Chronic SOS - May 5, 2023
¡Feliz Cinco de Mayo!
Cinco de Mayo ("fifth of May") commemorates the Mexican victory over the French in the Battle of Puebla in 1862. Over the years, Cinco de Mayo has evolved into a celebration of Mexican heritage in the United States.
This year, I'd like to focus on a famous Mexican artist who struggled with chronic pain and health issues: Frida Kahlo.
Frida Kahlo (1907-1954) expressed her pain and conditions through her art and many of her well known paintings are self portraits expressing that pain. She contracted polio as a child, which caused her to be bedridden and in casts for 9 months. This caused her to limp due to uneven bone growth.
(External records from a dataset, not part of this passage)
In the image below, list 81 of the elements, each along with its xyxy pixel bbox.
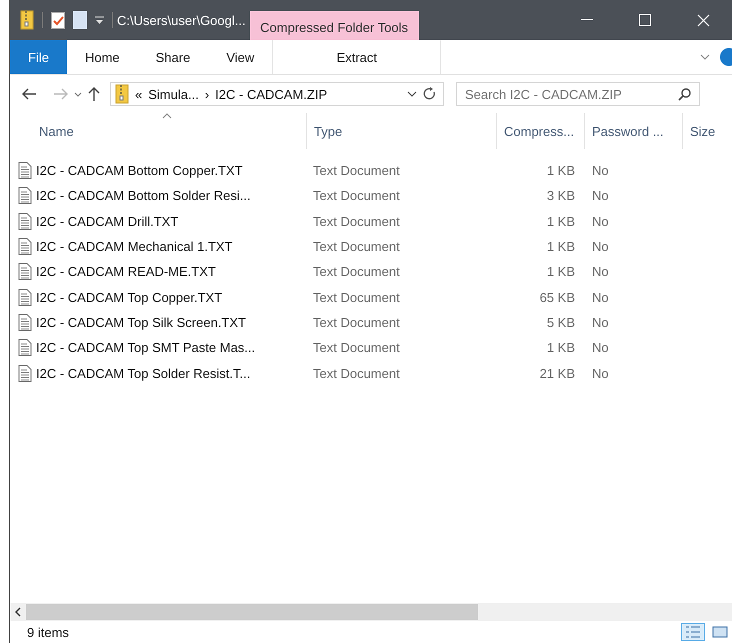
document-icon [18,263,32,280]
file-name[interactable]: I2C - CADCAM Drill.TXT [32,214,306,229]
column-header[interactable]: Compress... [496,113,584,149]
password-protected: No [591,214,610,229]
compressed-size: 1 KB [546,264,576,280]
breadcrumb[interactable]: I2C - CADCAM.ZIP [215,86,401,102]
ribbon-tab[interactable]: File [10,40,67,74]
password-protected: No [591,314,610,330]
details-view-button[interactable] [681,623,705,641]
file-type: Text Document [312,264,401,280]
file-type: Text Document [312,366,401,381]
close-icon[interactable] [696,14,710,26]
file-name[interactable]: I2C - CADCAM Bottom Solder Resi... [32,188,306,204]
maximize-icon[interactable] [639,14,651,26]
file-name[interactable]: I2C - CADCAM Top Solder Resist.T... [32,366,306,381]
breadcrumb[interactable]: Simula... [148,86,199,102]
search-field[interactable]: Search I2C - CADCAM.ZIP [456,82,700,106]
breadcrumb-separator[interactable]: › [204,86,210,102]
file-type: Text Document [312,188,401,204]
document-icon [18,339,32,356]
properties-icon[interactable] [51,12,65,28]
compressed-size: 1 KB [546,214,576,229]
file-name[interactable]: I2C - CADCAM Top Silk Screen.TXT [32,314,306,330]
recent-dropdown-icon[interactable] [74,92,82,96]
compressed-size: 3 KB [546,188,576,204]
file-name[interactable]: I2C - CADCAM Bottom Copper.TXT [32,163,306,178]
password-protected: No [591,340,610,356]
dropdown-icon[interactable] [95,15,104,25]
file-type: Text Document [312,340,401,356]
zip-folder-icon[interactable] [115,84,129,104]
compressed-size: 1 KB [546,163,576,178]
chevron-icon[interactable] [700,54,710,60]
overflow-chevron[interactable]: « [135,86,142,102]
file-name[interactable]: I2C - CADCAM READ-ME.TXT [32,264,306,280]
window-title: C:\Users\user\Googl... [116,12,247,30]
password-protected: No [591,290,610,305]
file-name[interactable]: I2C - CADCAM Mechanical 1.TXT [32,239,306,254]
back-arrow-icon[interactable] [22,88,36,100]
ribbon-tab[interactable]: Extract [272,40,442,74]
dropdown-icon[interactable] [407,91,417,97]
minimize-icon[interactable] [581,19,593,21]
horizontal-scrollbar[interactable] [10,603,732,621]
scrollbar-thumb[interactable] [26,604,478,620]
column-header[interactable]: Size [682,113,722,149]
compressed-size: 1 KB [546,340,576,356]
picture-icon [712,625,728,639]
compressed-size: 5 KB [546,314,576,330]
document-icon [18,288,32,306]
password-protected: No [591,188,610,204]
up-arrow-icon[interactable] [88,87,100,101]
compressed-size: 21 KB [538,366,576,381]
column-header[interactable]: Name [32,113,306,149]
refresh-icon[interactable] [423,87,437,101]
password-protected: No [591,366,610,381]
document-icon [18,212,32,230]
compressed-size: 1 KB [546,239,576,254]
document-icon [18,238,32,256]
address-bar[interactable]: « Simula... › I2C - CADCAM.ZIP [110,82,444,106]
password-protected: No [591,239,610,254]
search-icon [678,88,691,100]
password-protected: No [591,264,610,280]
file-name[interactable]: I2C - CADCAM Top SMT Paste Mas... [32,340,306,356]
context-tab-label: Compressed Folder Tools [250,11,419,40]
zip-folder-icon[interactable] [20,10,34,30]
help-icon[interactable] [720,48,732,66]
document-icon [18,364,32,382]
item-count: 9 items [27,624,69,640]
file-type: Text Document [312,214,401,229]
document-icon [18,314,32,331]
compressed-size: 65 KB [538,290,576,305]
document-icon [18,162,32,180]
password-protected: No [591,163,610,178]
list-icon [685,625,701,639]
document-icon [18,187,32,204]
column-header[interactable]: Type [306,113,496,149]
file-type: Text Document [312,314,401,330]
file-type: Text Document [312,290,401,305]
column-header[interactable]: Password ... [584,113,682,149]
file-type: Text Document [312,163,401,178]
file-type: Text Document [312,239,401,254]
file-name[interactable]: I2C - CADCAM Top Copper.TXT [32,290,306,305]
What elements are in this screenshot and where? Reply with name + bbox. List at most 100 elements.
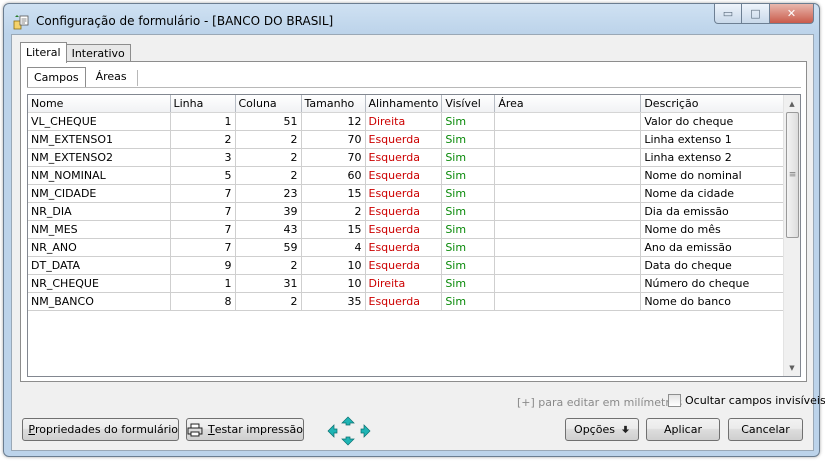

When she was 18, she was in a bus accident that left her impaled and seriously injured. When she was in a full body cast for 3 months, she passed time by painting self portraits. She suffered two miscarriages as an adult.
The combinations of tragedies left her with lifelong health issues and severe, chronic pain. Her work was heavily influenced by her feelings and experiences and showed how she envisioned her pains. Her paintings often have bleeding hearts, shattered body parts, and show her in vulnerable positions.
At the end of her life, she was bedridden again with difficulties with her left leg, which was later amputated. As she had done before, she continued to paint and showcase her pain in a very raw and visceral way through her art. Without words, the viewer can look at her works and know and feel what she had felt in that moment.
She died at the unfortunately young age of 47. Though she has been gone from this world for nearly 70 years, she continues to live on in her art and is considered one of the greatest artists, both of all time and in Mexican history.
I would like to give her the additional title of "one of the most influential disabled women" as well! May she have found the peace that she longed for.